One thing I am interested in is how they’re following Catherine Martin and how her time with Buffalo Bill has affected her. Because Buffalo Bull picked her because she’s a bigger girl, she’s now obsessed with keeping the weight off. I’m interested in where her story is going, because as seen in the first episode, she’s determined to bring Clarice along with her.

But for now, Clarice is joining in the interrogation of the killer, who she has determined has a strict moral code when it comes to women. It’s something she shares with the rest of the team, and at first I thought they didn’t listen to her, but it appears that Krendler did! He does the good cop/bad cop routine with Esquivel, where Esquivel insinuates that the killer’s a rapist.

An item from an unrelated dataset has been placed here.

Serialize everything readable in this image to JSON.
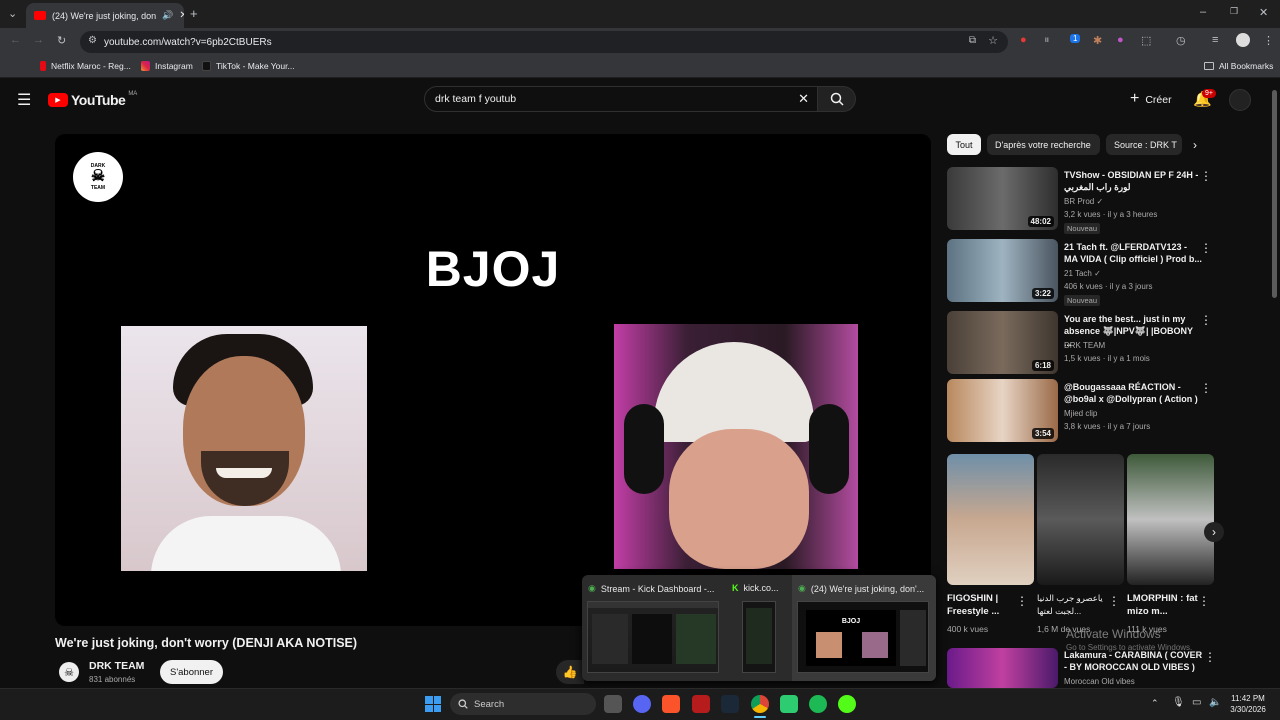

Then…there’s this whole sequence where the characters tell us that the killer isn’t afraid of them and basically a lot of telling and not showing, which really is a disservice to the actor playing the killer because he’s doing okay! This show really is shooting itself in the foot. I mean, I guess I wouldn’t have minded something like this in Criminal Minds, because Criminal Minds knows what it is. This show is trying to align itself with predecessors that quite honestly are a league above it.

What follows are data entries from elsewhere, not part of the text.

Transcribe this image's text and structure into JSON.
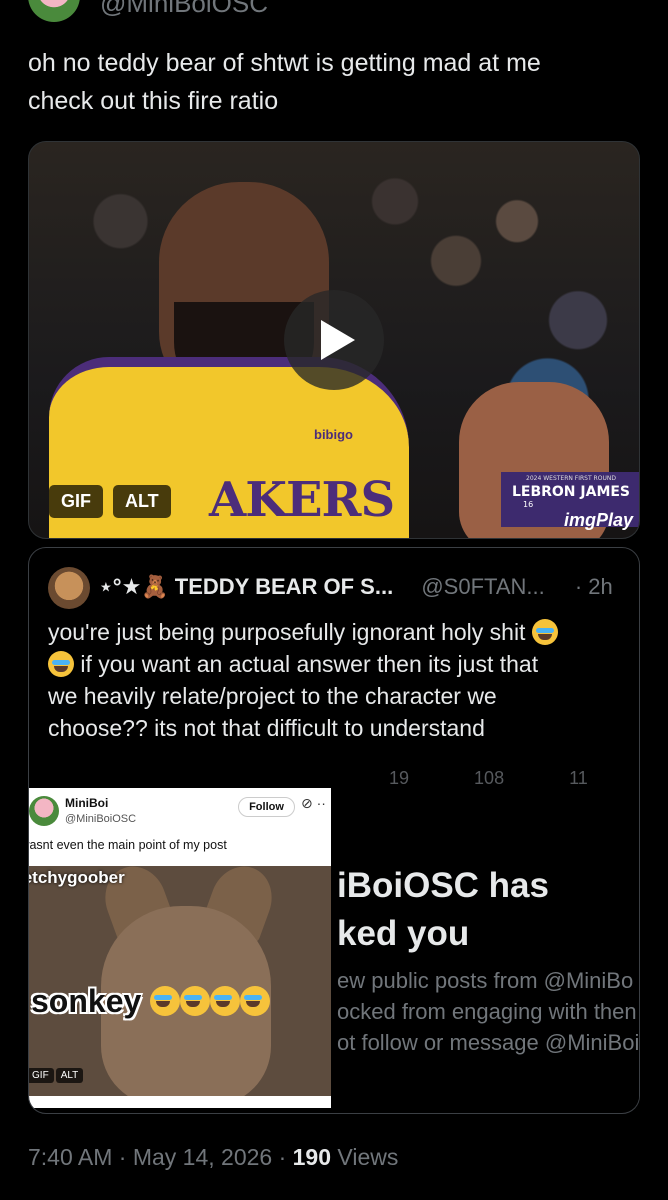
{
  "author": {
    "handle": "@MiniBoiOSC"
  },
  "tweet": {
    "line1": "oh no teddy bear of shtwt is getting mad at me",
    "line2": "check out this fire ratio"
  },
  "media": {
    "gif_badge": "GIF",
    "alt_badge": "ALT",
    "jersey_text": "AKERS",
    "jersey_sponsor": "bibigo",
    "overlay_small": "2024 WESTERN FIRST ROUND",
    "overlay_name": "LEBRON JAMES",
    "overlay_num": "16",
    "watermark": "imgPlay"
  },
  "quote": {
    "name": "⋆°★🧸 TEDDY BEAR OF S...",
    "handle": "@S0FTAN...",
    "time": "· 2h",
    "text_1": "you're just being purposefully ignorant holy shit",
    "text_2": "if you want an actual answer then its just that",
    "text_3": "we heavily relate/project to the character we",
    "text_4": "choose?? its not that difficult to understand",
    "ghost_replies": "19",
    "ghost_likes": "108",
    "ghost_views": "11"
  },
  "screenshot": {
    "name": "MiniBoi",
    "handle": "@MiniBoiOSC",
    "follow": "Follow",
    "text": "his wasnt even the main point of my post",
    "gif_caption": "stretchygoober",
    "sonkey": "sonkey",
    "gif_label": "GIF",
    "alt_label": "ALT"
  },
  "blocked": {
    "title_1": "iBoiOSC has",
    "title_2": "ked you",
    "body_1": "ew public posts from @MiniBo",
    "body_2": "ocked from engaging with then",
    "body_3": "ot follow or message @MiniBoi"
  },
  "footer": {
    "time": "7:40 AM · May 14, 2026 · ",
    "views_count": "190",
    "views_label": " Views"
  }
}
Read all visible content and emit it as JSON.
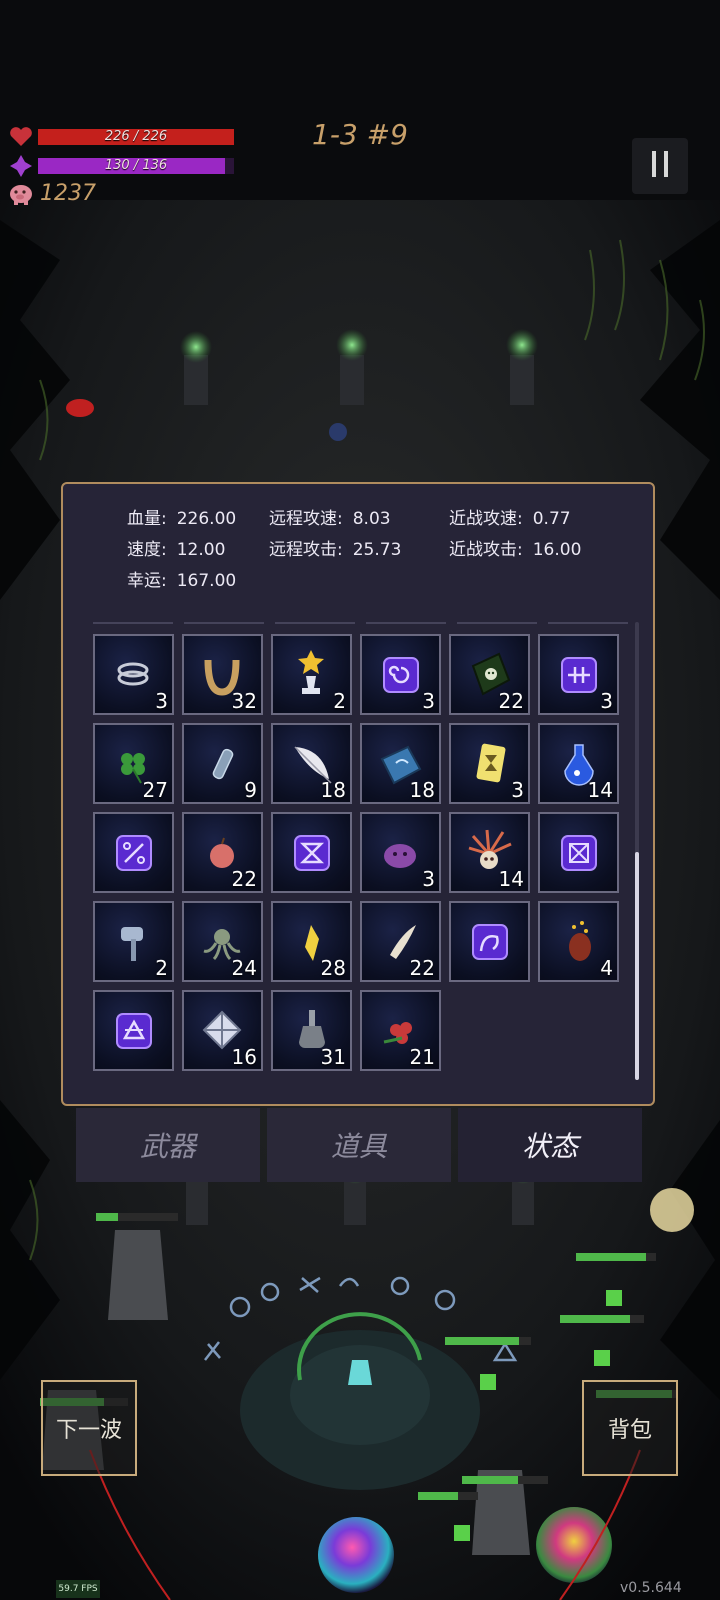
{
  "hud": {
    "hp_text": "226 / 226",
    "hp_fraction": 1.0,
    "mp_text": "130 / 136",
    "mp_fraction": 0.956,
    "gold": "1237",
    "stage": "1-3 #9",
    "colors": {
      "hp": "#c4201c",
      "mp": "#9a28c4",
      "gold": "#c8a06a"
    },
    "icons": [
      "heart-icon",
      "diamond-icon",
      "piggy-bank-icon",
      "pause-icon"
    ]
  },
  "stats": [
    {
      "label": "血量:",
      "value": "226.00"
    },
    {
      "label": "远程攻速:",
      "value": "8.03"
    },
    {
      "label": "近战攻速:",
      "value": "0.77"
    },
    {
      "label": "速度:",
      "value": "12.00"
    },
    {
      "label": "远程攻击:",
      "value": "25.73"
    },
    {
      "label": "近战攻击:",
      "value": "16.00"
    },
    {
      "label": "幸运:",
      "value": "167.00"
    }
  ],
  "inventory": [
    {
      "icon": "rings-icon",
      "count": "3"
    },
    {
      "icon": "horseshoe-icon",
      "count": "32"
    },
    {
      "icon": "star-trophy-icon",
      "count": "2"
    },
    {
      "icon": "rune-swirl-icon",
      "count": "3"
    },
    {
      "icon": "green-tome-icon",
      "count": "22"
    },
    {
      "icon": "rune-cross-icon",
      "count": "3"
    },
    {
      "icon": "clover-icon",
      "count": "27"
    },
    {
      "icon": "vial-icon",
      "count": "9"
    },
    {
      "icon": "feather-icon",
      "count": "18"
    },
    {
      "icon": "blue-book-icon",
      "count": "18"
    },
    {
      "icon": "hourglass-card-icon",
      "count": "3"
    },
    {
      "icon": "potion-icon",
      "count": "14"
    },
    {
      "icon": "rune-percent-icon",
      "count": ""
    },
    {
      "icon": "apple-icon",
      "count": "22"
    },
    {
      "icon": "rune-hourglass-icon",
      "count": ""
    },
    {
      "icon": "slime-icon",
      "count": "3"
    },
    {
      "icon": "spiky-skull-icon",
      "count": "14"
    },
    {
      "icon": "rune-box-x-icon",
      "count": ""
    },
    {
      "icon": "hammer-icon",
      "count": "2"
    },
    {
      "icon": "octopus-icon",
      "count": "24"
    },
    {
      "icon": "crystal-icon",
      "count": "28"
    },
    {
      "icon": "fang-icon",
      "count": "22"
    },
    {
      "icon": "rune-curve-icon",
      "count": ""
    },
    {
      "icon": "beetle-icon",
      "count": "4"
    },
    {
      "icon": "rune-triangle-icon",
      "count": ""
    },
    {
      "icon": "crystal-tiles-icon",
      "count": "16"
    },
    {
      "icon": "flask-icon",
      "count": "31"
    },
    {
      "icon": "flower-icon",
      "count": "21"
    }
  ],
  "tabs": [
    {
      "label": "武器",
      "active": false
    },
    {
      "label": "道具",
      "active": false
    },
    {
      "label": "状态",
      "active": true
    }
  ],
  "buttons": {
    "next_wave": "下一波",
    "backpack": "背包"
  },
  "fps": "59.7 FPS",
  "version": "v0.5.644"
}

So far, the only interesting thing for me is the storyline happening between Ruth and Catherine Martin, which they insert between the scenes in the FBI. And it’s not really a good sign when another character is much more interesting than the character the show is named after.

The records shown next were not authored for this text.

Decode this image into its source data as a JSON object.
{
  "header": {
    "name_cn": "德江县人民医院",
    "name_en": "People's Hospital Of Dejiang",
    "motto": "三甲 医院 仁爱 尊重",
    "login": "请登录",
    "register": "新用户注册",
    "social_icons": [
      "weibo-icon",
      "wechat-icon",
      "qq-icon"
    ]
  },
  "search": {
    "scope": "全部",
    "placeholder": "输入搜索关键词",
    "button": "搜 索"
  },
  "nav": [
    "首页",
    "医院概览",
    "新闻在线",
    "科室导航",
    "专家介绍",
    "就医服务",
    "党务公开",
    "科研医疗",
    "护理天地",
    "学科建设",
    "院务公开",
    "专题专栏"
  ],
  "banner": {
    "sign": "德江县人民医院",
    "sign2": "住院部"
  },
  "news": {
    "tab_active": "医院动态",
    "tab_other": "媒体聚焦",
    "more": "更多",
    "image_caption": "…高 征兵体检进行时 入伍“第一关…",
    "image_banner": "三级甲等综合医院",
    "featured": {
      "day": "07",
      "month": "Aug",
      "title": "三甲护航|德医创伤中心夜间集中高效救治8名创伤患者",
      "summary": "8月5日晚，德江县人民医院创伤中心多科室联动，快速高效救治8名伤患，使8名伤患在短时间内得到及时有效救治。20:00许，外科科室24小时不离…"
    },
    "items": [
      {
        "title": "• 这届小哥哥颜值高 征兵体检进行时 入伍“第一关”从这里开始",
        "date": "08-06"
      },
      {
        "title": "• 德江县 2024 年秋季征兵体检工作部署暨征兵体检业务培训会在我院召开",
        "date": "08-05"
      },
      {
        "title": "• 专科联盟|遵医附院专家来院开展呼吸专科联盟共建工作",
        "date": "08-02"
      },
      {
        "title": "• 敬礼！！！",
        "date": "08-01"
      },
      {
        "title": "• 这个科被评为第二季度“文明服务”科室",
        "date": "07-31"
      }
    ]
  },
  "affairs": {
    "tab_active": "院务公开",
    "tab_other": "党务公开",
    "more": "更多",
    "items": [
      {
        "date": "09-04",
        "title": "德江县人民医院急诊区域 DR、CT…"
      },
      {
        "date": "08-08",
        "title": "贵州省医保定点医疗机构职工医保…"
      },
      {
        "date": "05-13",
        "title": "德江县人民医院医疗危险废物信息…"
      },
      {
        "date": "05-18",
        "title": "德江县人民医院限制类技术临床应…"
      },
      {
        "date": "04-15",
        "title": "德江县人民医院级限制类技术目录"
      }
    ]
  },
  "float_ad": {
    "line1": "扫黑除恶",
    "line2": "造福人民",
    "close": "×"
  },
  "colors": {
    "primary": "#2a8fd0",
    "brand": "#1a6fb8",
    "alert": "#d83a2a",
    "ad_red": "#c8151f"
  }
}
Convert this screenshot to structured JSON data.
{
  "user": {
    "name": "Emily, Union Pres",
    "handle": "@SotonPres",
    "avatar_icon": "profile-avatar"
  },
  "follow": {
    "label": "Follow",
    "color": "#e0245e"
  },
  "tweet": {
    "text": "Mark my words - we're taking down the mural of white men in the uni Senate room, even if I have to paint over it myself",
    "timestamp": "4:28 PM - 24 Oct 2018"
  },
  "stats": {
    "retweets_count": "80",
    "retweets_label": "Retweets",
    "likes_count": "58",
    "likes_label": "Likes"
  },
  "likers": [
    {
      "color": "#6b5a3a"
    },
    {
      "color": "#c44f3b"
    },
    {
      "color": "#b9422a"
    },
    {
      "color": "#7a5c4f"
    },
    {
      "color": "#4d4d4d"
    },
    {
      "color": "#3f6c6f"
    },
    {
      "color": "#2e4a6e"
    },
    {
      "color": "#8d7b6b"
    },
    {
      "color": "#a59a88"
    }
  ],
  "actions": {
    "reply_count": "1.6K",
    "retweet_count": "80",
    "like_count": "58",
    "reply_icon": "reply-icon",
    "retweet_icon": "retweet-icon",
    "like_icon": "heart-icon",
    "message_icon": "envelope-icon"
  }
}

Things aren’t going well for the character the show is named after. The killer “isn’t afraid” of them, as she and two other characters loudly declared, and now Ardelia is telling her that the bite marks on the other victims don’t match his teeth. Clarice tells Esquivel to go in there again since he and the killer has a sort of rapport since they were both snipers in the military, and his scene is actually pretty gripping stuff. Which wouldn’t have been a bad thing if the show wasn’t called Clarice. Some of the characters that surround her are more compelling than she is! And I don’t think it’s the fault of the actress, it’s just the cards she was dealt with by the production.

But when it looks like all hope is lost, Ardelia’s here to the rescue! She figures out that the bite marks don’t match because the killer used a dental…thingie, and she and Clarice realize that the killer was ordered to make the killings look like the work of a serial killer. When Clarice tells Krendler this, and he isn’t receptive to it, her PTSD takes over, and she throws a cup of coffee at a glass wall. This does get Krendler’s attention, allowing Clarice to explain that Krendler saying that the kills were the work of a serial killer has the killer thinking that he and the other agents are part of the conspiracy that ordered him to kill those women. She can, once again, go in and save the day since the killer thinks she’s the weakest link.

With Clarice in the room, the killer finally cracks, but before he can reveal anything, he starts to convulse and then dies. He’s been poisoned by the root beer brought in by one of the cops, something that Clarice quickly figures out. Even worse, the sole survivor of the killer leaves town, bringing along all the evidence of the conspiracy that Clarice has stumbled into.

Three episodes in, and this show is feeling a little uneven. Which really isn’t a problem if it were just any show, since it does take a few episodes before things stabilize. But because of its predecessors — Hannibal the show, especially — you can’t help but think that the money could have just been put into making a fourth season of Hannibal and letting that team tackle Clarice’s story.